5 February, 2020
Dubai-Abu Dhabi gas field discovery: Why finding 'shallow gas' is a big deal for the UAE
The Jebel Ali Project could be sitting on 80 trillion cubic feet of gas
Dubai: With the UAE announcing the biggest gas find anywhere since 2005, the next big question is - how soon can work start on the site in bringing it out?
This is where the nature of the gas find announced on Monday (February 3) assumes significance. The discovery is of “shallow gas”, which means less strenuous effort and costs are required to tap it.
“The “shallow” part is the gamechanger - if so, we are possibly looking at the first major EPC (engineering, procurement, construction) contracts being awarded at the project within 12 months,” said a senior manager with a leading contractor in the Gulf’s energy consultancy services space. “The costs would be better managed going forward, and this can prove crucial in finding export markets later, if that is the intent.
“Adnoc, like Saudi Aramco, has one of the best cost efficiencies in the industry, and that expertise will be used to full effect in this project.”
It’s all in the scale
The sheer size of the discovery - set on an area of 5,000 square kilometres between Dubai and Dhabi - is what has got the industry excited. The Jebel Ali Project could be sitting on 80 trillion cubic feet of gas… and potentially making it the fourth biggest gas field in the wider Middle East region.
The reservoir is estimated to have 80 trillion cubic feet of gas resources. The last time such a major discovery happened was 15 years ago, when the Galkynysh field was found in Turkmenistan. That one is the world’s second-largest gas field.
Adnoc and Dubai Supply Authority will jointly develop the field, with the former having already dug in 10 wells.
“There had been a lot of talk about such a discovery in Dubai-Abu Dhabi for some time,” said the sources. “But to suddenly receive confirmation that this is the case is going to be a big bonus for the energy services industry.
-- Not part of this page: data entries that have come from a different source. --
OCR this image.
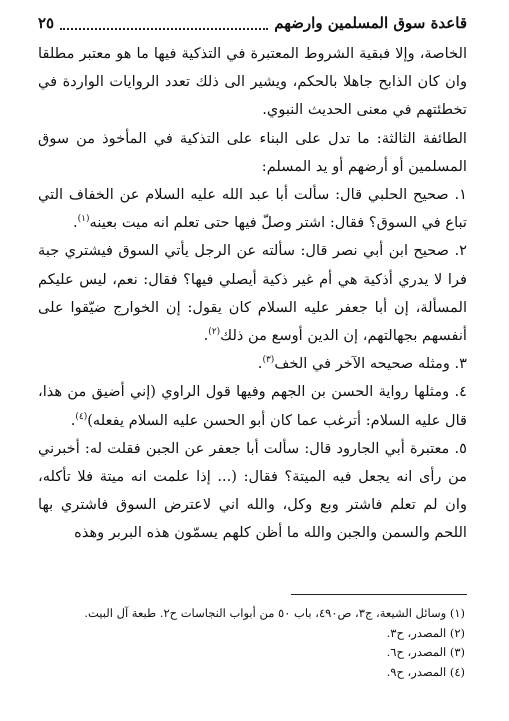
قاعدة سوق المسلمين وارضهم
٢٥

الخاصة، وإلا فبقية الشروط المعتبرة في التذكية فيها ما هو معتبر مطلقا وان كان الذابح جاهلا بالحكم، ويشير الى ذلك تعدد الروايات الواردة في تخطئتهم في معنى الحديث النبوي.

الطائفة الثالثة: ما تدل على البناء على التذكية في المأخوذ من سوق المسلمين أو أرضهم أو يد المسلم:

١. صحيح الحلبي قال: سألت أبا عبد الله عليه السلام عن الخفاف التي تباع في السوق؟ فقال: اشتر وصلّ فيها حتى تعلم انه ميت بعينه$^{(١)}$.

٢. صحيح ابن أبي نصر قال: سألته عن الرجل يأتي السوق فيشتري جبة فرا لا يدري أذكية هي أم غير ذكية أيصلي فيها؟ فقال: نعم، ليس عليكم المسألة، إن أبا جعفر عليه السلام كان يقول: إن الخوارج ضيّقوا على أنفسهم بجهالتهم، إن الدين أوسع من ذلك$^{(٢)}$.

٣. ومثله صحيحه الآخر في الخف$^{(٣)}$.

٤. ومثلها رواية الحسن بن الجهم وفيها قول الراوي (إني أضيق من هذا، قال عليه السلام: أترغب عما كان أبو الحسن عليه السلام يفعله)$^{(٤)}$.

٥. معتبرة أبي الجارود قال: سألت أبا جعفر عن الجبن فقلت له: أخبرني من رأى انه يجعل فيه الميتة؟ فقال: (... إذا علمت انه ميتة فلا تأكله، وان لم تعلم فاشتر وبع وكل، والله اني لاعترض السوق فاشتري بها اللحم والسمن والجبن والله ما أظن كلهم يسمّون هذه البربر وهذه

(١) وسائل الشيعة، ج٣، ص٤٩٠، باب ٥٠ من أبواب النجاسات ح٢. طبعة آل البيت.
(٢) المصدر، ح٣.
(٣) المصدر، ح٦.
(٤) المصدر، ح٩.
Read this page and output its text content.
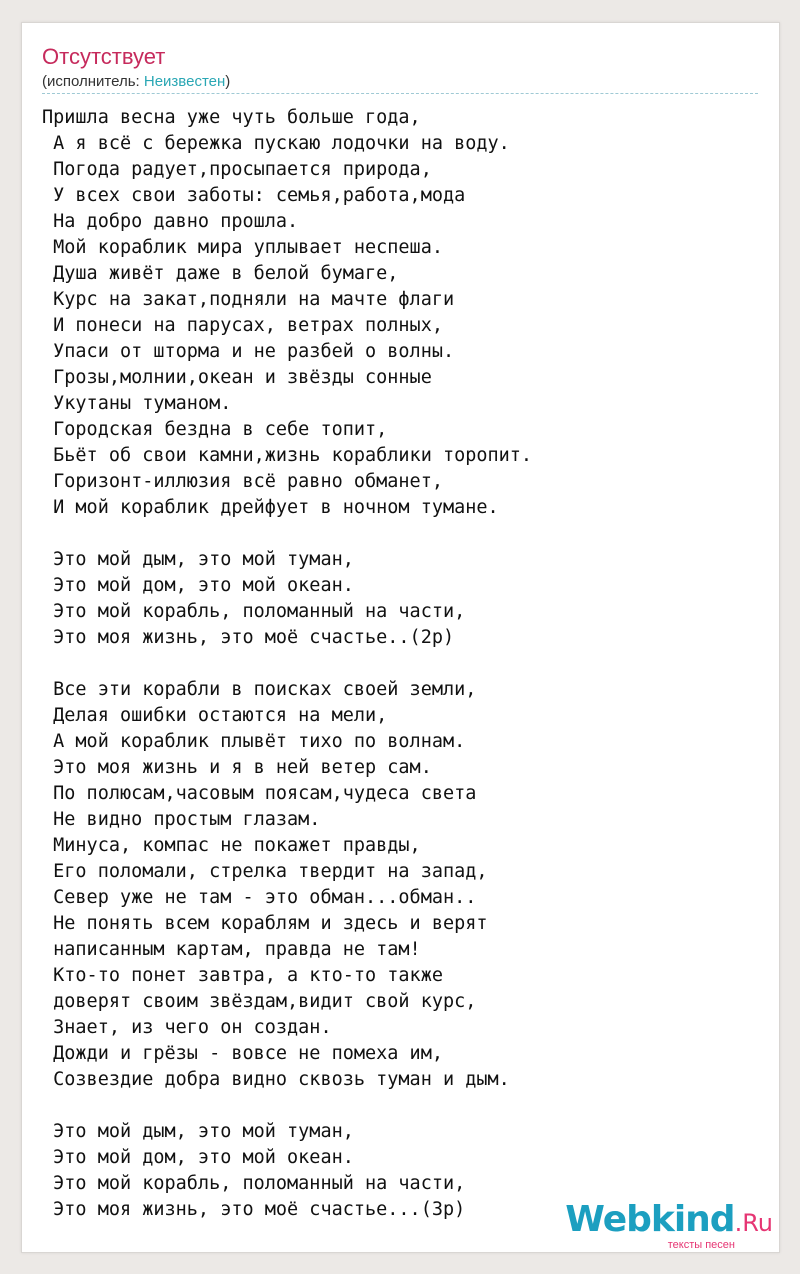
Отсутствует
(исполнитель: Неизвестен)
Пришла весна уже чуть больше года,
А я всё с бережка пускаю лодочки на воду.
Погода радует,просыпается природа,
У всех свои заботы: семья,работа,мода
На добро давно прошла.
Мой кораблик мира уплывает неспеша.
Душа живёт даже в белой бумаге,
Курс на закат,подняли на мачте флаги
И понеси на парусах, ветрах полных,
Упаси от шторма и не разбей о волны.
Грозы,молнии,океан и звёзды сонные
Укутаны туманом.
Городская бездна в себе топит,
Бьёт об свои камни,жизнь кораблики торопит.
Горизонт-иллюзия всё равно обманет,
И мой кораблик дрейфует в ночном тумане.

Это мой дым, это мой туман,
Это мой дом, это мой океан.
Это мой корабль, поломанный на части,
Это моя жизнь, это моё счастье..(2р)

Все эти корабли в поисках своей земли,
Делая ошибки остаются на мели,
А мой кораблик плывёт тихо по волнам.
Это моя жизнь и я в ней ветер сам.
По полюсам,часовым поясам,чудеса света
Не видно простым глазам.
Минуса, компас не покажет правды,
Его поломали, стрелка твердит на запад,
Север уже не там - это обман...обман..
Не понять всем кораблям и здесь и верят
написанным картам, правда не там!
Кто-то понет завтра, а кто-то также
доверят своим звёздам,видит свой курс,
Знает, из чего он создан.
Дожди и грёзы - вовсе не помеха им,
Созвездие добра видно сквозь туман и дым.

Это мой дым, это мой туман,
Это мой дом, это мой океан.
Это мой корабль, поломанный на части,
Это моя жизнь, это моё счастье...(3р)	Webkind.Ru
тексты песен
“Gas will have the biggest influence in the energy markets for the foreseeable future - the new find gives Abu Dhabi and Dubai options on what it wants to do with future supplies from the field.”
As of now, the intent is to pass on future supplies to Dubai. Even if all of it is used for domestic purposes, it can easily cut down on the UAE's imports of the same.
Sharjah too makes a discovery
It was in late January that the Sharjah National Oil Corporation and Italy’s ENI revealed the discovery of natural gas and condensate onshore at the Mahani field in Sharjah. Flow rates would go up to 50 million standard cubic feet per day, according to the partners. This represents the first onshore discovery of gas in Sharjah in nearly four decades.
Fortuitous finds - volatility, hot topics
That both recent announcements relate to gas finds is seen as a happy coincidence by the industry. There is more appetite in this space than would have been the case with oil, especially in the context of the volatility the commodity has been having in recent years since the 2014 highs.
Moreoever, with renewables and climate change being hot potato topics, it would have meant pumping in millions into new oil finds would be deemed as not being in sync with the times.
“Despite plans in many Gulf countries to diversify their economies, hydrocarbon and government activities (which are heavily funded by oil revenues) remain the major components of gross domestic product (GDP),” said Mercer Marsh, the insurer in its latest global risk assessment report.
“The end of 2018 and beginning of 2019 saw immense volatility in this sector, with the price of crude oil dropping by approximately 40 per cent in the fourth quarter and then rising sharply in early 2019.
"This volatility posed challenges for a number of GCC countries, particularly Bahrain (which ranked the issue number one) and Oman (which ranked the issue in second place). Dropping prices in hydrocarbons led to deflation in the region’s three largest economies - Saudi Arabia, the UAE and Qatar.
“Looking ahead, continued global trade tensions are putting downward pressure on oil prices, with the IMF forecasting that prices would remain lower for the next several years. At the same time, Egypt and Jordan also ranked the issue high (one and three, respectively) as both countries subsidize the price of fuel for their populations and are affected by large swings in the market.”
Cut down imports
But if the Jebel Ali Project allows UAE to reduce its dependence on gas imports, partially or even in full, the new discovery would have served its wider purpose.
Now, on any parameter, that’s a big plus for the UAE.